It's a confusing story. The work in question involves four artists, one painting, two candy wrappers and three final images. The 1889 painting, which is called -- despite popular opinion to the contrary -- "Morning in a Pine Forest," is attributed to Ivan Shishkin. But Shishkin discussed his first idea of a landscape with another artist, Konstantin Savitsky, who suggested the addition of gamboling bear cubs. Shishkin did piles of sketches of bears, logs, and forests, as did Savitsky. In the end, Shishkin painted the lush, nearly photographically perfect landscape, and Savitsky painted in the four bears. The two artists seem to have been pleased with themselves and each other; both signed the painting. But when Pavel Tretyakov bought the painting for his collection (the basis of the Tretyakov Gallery), he obliterated Savitsky's signature, stating that "from conception to completion, everything indicates the painterly manner and creative method belonging to Shishkin."
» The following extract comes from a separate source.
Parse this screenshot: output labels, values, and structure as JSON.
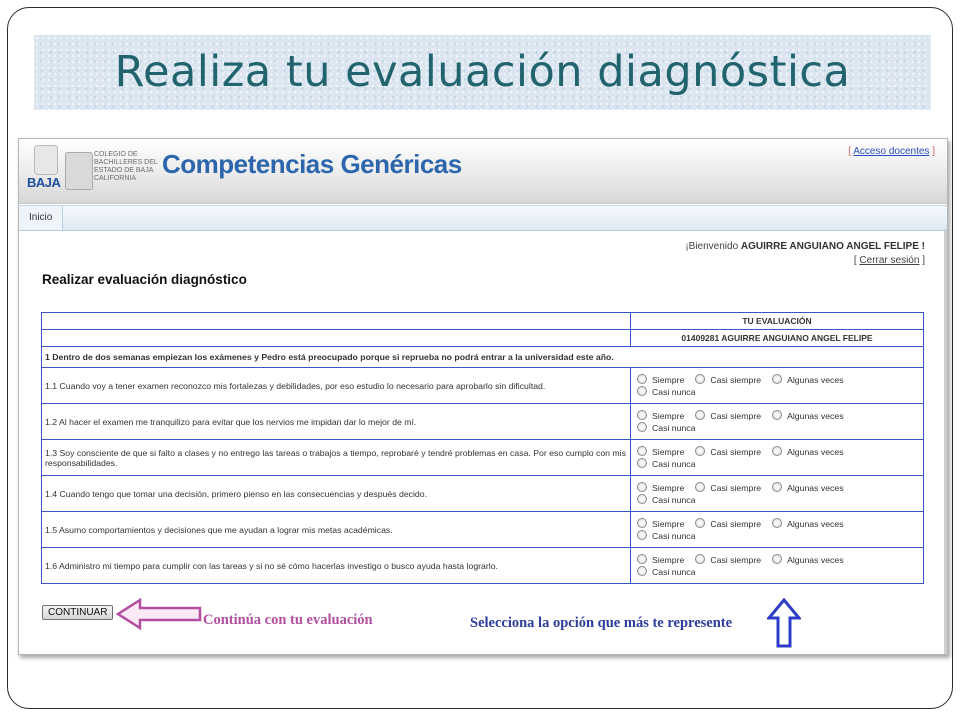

The painting became a national favorite. In 1925, when the Soviet government had expropriated and nationalized all the private art collections in the country, and the bourgeois concept of trademarks was but a memory, the Red October factory decided to make a candy based on the popular image. The artist Manuil Andreyev modified the Shishkin-Savitsky image for use on a candy wrapper. The candy was called the Splayfooted Bear Cub and became one of the most popular factory brands. Later, the factory asked yet another artist, Leonid Chelnokov, to redo and modernize the image. Since Chelnokov had been friends with Andreyev, the Chelnokov-Andreyev candy wrapper bears were a kind of mirror image of the original Shishkin-Savitsky painting bears.
The image is appealing, the name is cute, the candy is delicious, and when you eat it, you have a sub-conscious urge to visit the Tretyakov Gallery.